Leur part dans la production nationale reste négligeable, mais, selon l'Association nationale des industries de transformation du cacao (AIPC), la production dans ces nouvelles zones a bondi de 1 358 % en 2025, à 175 tonnes de fèves, par rapport à l'année précédente. Dans l'État de São Paulo, le producteur Marcelo Grumiero attend sa première récolte l'an prochain, sur du cacao planté en agroforesterie dans la commune de Valentim Gentil, près de Votuporanga. Il a remis en état un pâturage dégradé acheté aux enchères et cultive désormais du cacao avec des bananes et de l'açaí sur 16 hectares en irrigation goutte-à-goutte intégrale, visant un créneau à plus forte marge sous sa marque Gumkee plutôt que le marché de la matière première.
Grumiero est l'un des quelque 120 producteurs répartis sur 65 communes que soutient le programme Cacau SP de Cati, l'organisme d'assistance technique du secrétariat à l'Agriculture de São Paulo, selon Fernando Miqueletti, responsable de l'unité Cati à São José do Rio Preto.
Les prix et un déficit structurel attirent les producteurs
Le principal attrait, ce sont les prix. Après un record de 12 000 dollars la tonne à l'Intercontinental Exchange de New York en 2024, le cacao semble se stabiliser autour de 4 000 dollars, bien au-dessus de la moyenne de 2 500 à 3 000 dollars des 30 dernières années. Valor attribue la flambée de 2024 à une crise climatique qui a endommagé les récoltes des principaux producteurs — Ghana, Côte d'Ivoire, Indonésie et Équateur — et fait chuter les stocks mondiaux.
Cette envolée a réduit la consommation mondiale de produits dérivés du cacao et, par ricochet, le broyage brésilien. L'AIPC estime que le choc a diminué le broyage d'environ 14,6 % entre 2024 et 2025 et ramené le taux d'utilisation des capacités installées à 71 % en 2025, soit 12 points de pourcentage de moins qu'en 2024.
À l'échelle mondiale, le Brésil reste un acteur secondaire. La Ceplac chiffre la production mondiale à 4,8 millions de tonnes, dont 65 % issus des pays africains. Le Brésil occupe la sixième place avec moins de 250 000 tonnes par an et le 45e rang parmi les exportateurs ; Bahia et Pará concentrent plus de 95 % du total. Depuis que la maladie du balai de sorcière a frappé les plantations de Bahia dans les années 1990, l'offre intérieure ne suffit pas à la demande industrielle : un rapport commandé par l'AIPC indique que la consommation brésilienne a dépassé en moyenne de 16 % la production sur la dernière décennie. Les importations de fèves ont atteint 42 100 tonnes en 2025, en hausse de 65,2 % sur 2024.
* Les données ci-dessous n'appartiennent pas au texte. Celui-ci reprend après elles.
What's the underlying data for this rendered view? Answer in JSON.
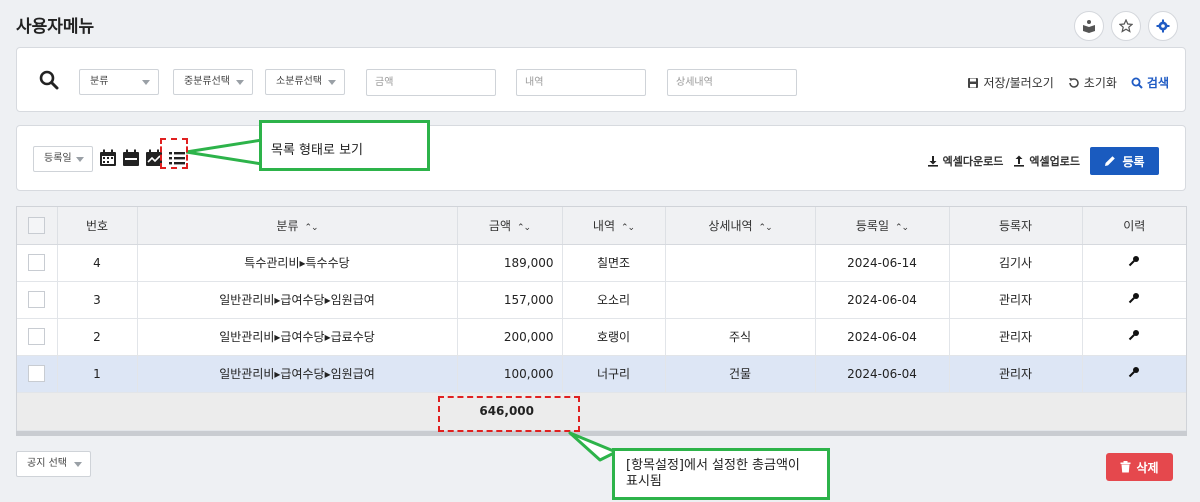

La législation agite l'industrie de transformation
Le gouvernement a agi sur plusieurs fronts. La Mesure provisoire 1 341/2026, publiée le 12 mars, a ramené de deux ans à six mois la durée du régime de drawback pour l'importation de fèves de cacao. Selon l'AIPC, environ 18 % des fèves transformées au Brésil sont importées, et 99,2 % de ce volume est entré sous régime de drawback entre août 2024 et août 2025. Anna Paula Losi, présidente de l'AIPC, a averti que la mesure crée une insécurité juridique et freine l'investissement dans un pays encore déficitaire en cacao. Orlantildes Santos Pereira, président de la coopérative Coopercabruca — 79 membres produisant environ 500 tonnes par an dans la région d'Itabuna (Bahia), dont 70 % à l'export —, l'a au contraire défendue comme un moyen d'empêcher les transformateurs de constituer des stocks pour faire baisser les prix aux producteurs.
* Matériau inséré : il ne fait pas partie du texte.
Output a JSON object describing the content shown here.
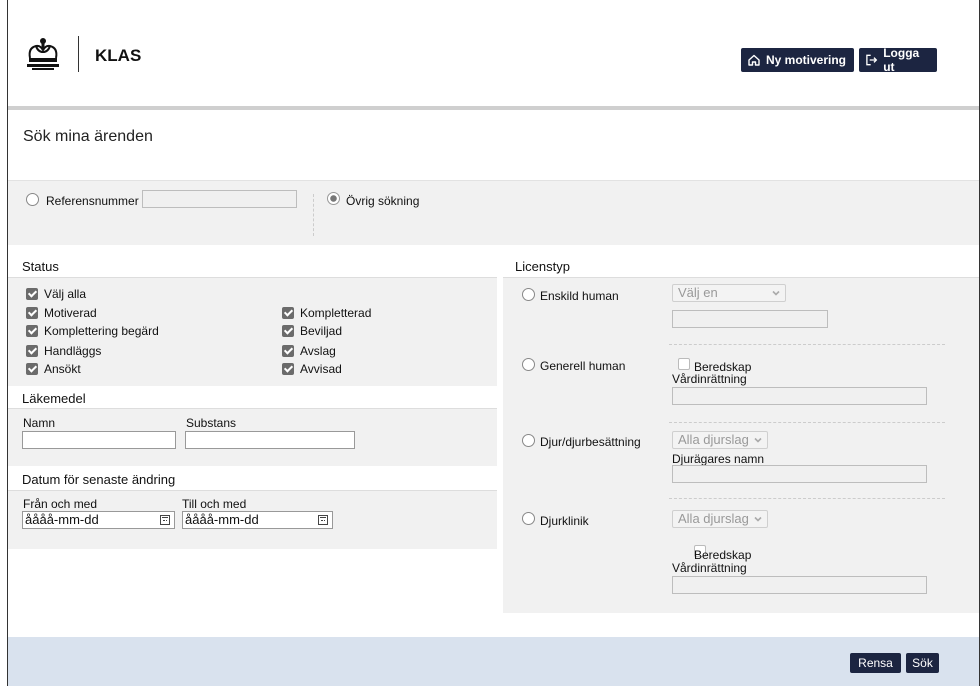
{
  "header": {
    "app_name": "KLAS",
    "new_motivation_label": "Ny motivering",
    "logout_label": "Logga ut"
  },
  "page": {
    "title": "Sök mina ärenden"
  },
  "search_type": {
    "reference_label": "Referensnummer",
    "reference_value": "",
    "other_label": "Övrig sökning",
    "selected": "other"
  },
  "status": {
    "title": "Status",
    "select_all": "Välj alla",
    "left_items": [
      "Motiverad",
      "Komplettering begärd",
      "Handläggs",
      "Ansökt"
    ],
    "right_items": [
      "Kompletterad",
      "Beviljad",
      "Avslag",
      "Avvisad"
    ]
  },
  "medicine": {
    "title": "Läkemedel",
    "name_label": "Namn",
    "name_value": "",
    "substance_label": "Substans",
    "substance_value": ""
  },
  "date": {
    "title": "Datum för senaste ändring",
    "from_label": "Från och med",
    "from_placeholder": "åååå-mm-dd",
    "to_label": "Till och med",
    "to_placeholder": "åååå-mm-dd"
  },
  "license": {
    "title": "Licenstyp",
    "individual_label": "Enskild human",
    "individual_select": "Välj en",
    "general_label": "Generell human",
    "preparedness_label": "Beredskap",
    "care_unit_label": "Vårdinrättning",
    "animal_label": "Djur/djurbesättning",
    "animal_species_select": "Alla djurslag",
    "owner_label": "Djurägares namn",
    "clinic_label": "Djurklinik",
    "clinic_species_select": "Alla djurslag",
    "clinic_preparedness_label": "Beredskap",
    "clinic_care_unit_label": "Vårdinrättning"
  },
  "footer": {
    "clear_label": "Rensa",
    "search_label": "Sök"
  },
  "colors": {
    "button_bg": "#1c2541",
    "footer_bg": "#d9e2ee",
    "panel_bg": "#f1f1f1"
  }
}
En 2025, les exportations de cacao brut ont totalisé 4,2 millions de dollars, contre 598 millions de dollars de produits dérivés (fèves, beurre, pâte et poudre) vendus à l'étranger. Deux autres mesures — la loi 15.404/26 sur la teneur minimale en cacao et l'étiquetage du chocolat, et un arrêté de mai créant le Plan Inova Cacau 2030 — visent à relever la productivité, qui, selon le directeur de la Ceplac Thiago Guedes Viana, est moitié moindre que celle des producteurs africains et équatoriens. Losi a prévenu qu'Inova Cacau ne dispose d'aucun financement propre.